Japan to export used destroyers to Philippines to deter China, Yomiuri reports
Tokyo (Reuters) -japan said in a statement on Sunday, as the two US allies increase the cooperation of Beijing against Beijing, to export the Navy Office used to the Philippines to strengthen China’s deterrence against sea expansion.
The export plan includes Japanese Daily’s six ABUKUMA Class Muhrip escort, which has been serving by Japanese maritime self -defense for more than thirty years by referring to more than one unnamed government source.
Defense ministers Gen Nakatani and Gilberto Teodoro, when they met in Singapore last month, they accepted the export of the office, Yomiuri said that the Philippine army prepared to examine the destroyers this summer as a part of the final preparations.
A Japanese Defense Department spokesman refused to comment on the report. A Philippine Military Spokesman and the Chinese Foreign Ministry did not immediately respond to Reuters’ requests for comments.
Tokyo and Manila, Beijing, the Philippines for the South China Sea and Japan, including the East China Sea, including the more ambitious movements of the waters, he says.
Bilateral military cooperation contained common exercises, a Japanese radar aid package and a high -level strategic dialogue. Last year, the first for Japan in Asia, the first, signed a mutual access agreement that allowed forces to be deployed in the land of each other.

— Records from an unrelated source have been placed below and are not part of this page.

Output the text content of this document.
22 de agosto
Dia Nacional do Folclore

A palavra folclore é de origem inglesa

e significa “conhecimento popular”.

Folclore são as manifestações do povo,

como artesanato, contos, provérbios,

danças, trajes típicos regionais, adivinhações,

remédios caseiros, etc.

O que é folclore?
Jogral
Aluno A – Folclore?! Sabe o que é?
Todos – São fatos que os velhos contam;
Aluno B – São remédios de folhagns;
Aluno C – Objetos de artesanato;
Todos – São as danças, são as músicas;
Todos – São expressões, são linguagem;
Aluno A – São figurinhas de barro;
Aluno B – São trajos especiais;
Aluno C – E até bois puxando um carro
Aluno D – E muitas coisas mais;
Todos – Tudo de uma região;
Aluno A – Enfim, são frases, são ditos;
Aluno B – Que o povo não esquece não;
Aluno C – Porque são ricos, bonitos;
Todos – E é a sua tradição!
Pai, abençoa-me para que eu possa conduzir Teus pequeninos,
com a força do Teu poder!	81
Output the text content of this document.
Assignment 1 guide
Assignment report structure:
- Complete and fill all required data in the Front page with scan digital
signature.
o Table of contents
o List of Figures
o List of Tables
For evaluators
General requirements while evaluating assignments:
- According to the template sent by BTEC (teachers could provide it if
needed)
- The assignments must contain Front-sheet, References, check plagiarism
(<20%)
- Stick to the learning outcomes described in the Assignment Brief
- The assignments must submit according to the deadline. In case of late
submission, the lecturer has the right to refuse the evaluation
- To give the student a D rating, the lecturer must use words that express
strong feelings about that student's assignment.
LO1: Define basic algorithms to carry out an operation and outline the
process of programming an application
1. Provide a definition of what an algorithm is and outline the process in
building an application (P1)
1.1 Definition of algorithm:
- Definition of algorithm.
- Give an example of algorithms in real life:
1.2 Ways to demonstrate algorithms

Yomiuri said that Tokyo will discuss the installation of equipment and communication systems requested by Manila as a common development project to clean the export restrictions of the resuctives under Pacific duties of Japan.
According to the Japanese navy website, the Abukuma Class, a relatively small reservation with a 2,000-ton standard displacement, is operated by a crew of approximately 120 people and equipped with anti-Submarin and anti-ship missiles, torpedo tubes and weapons.
The Philippine Navy has no resuces, only frigates and corvettes, which are just smaller and lighter armed ships.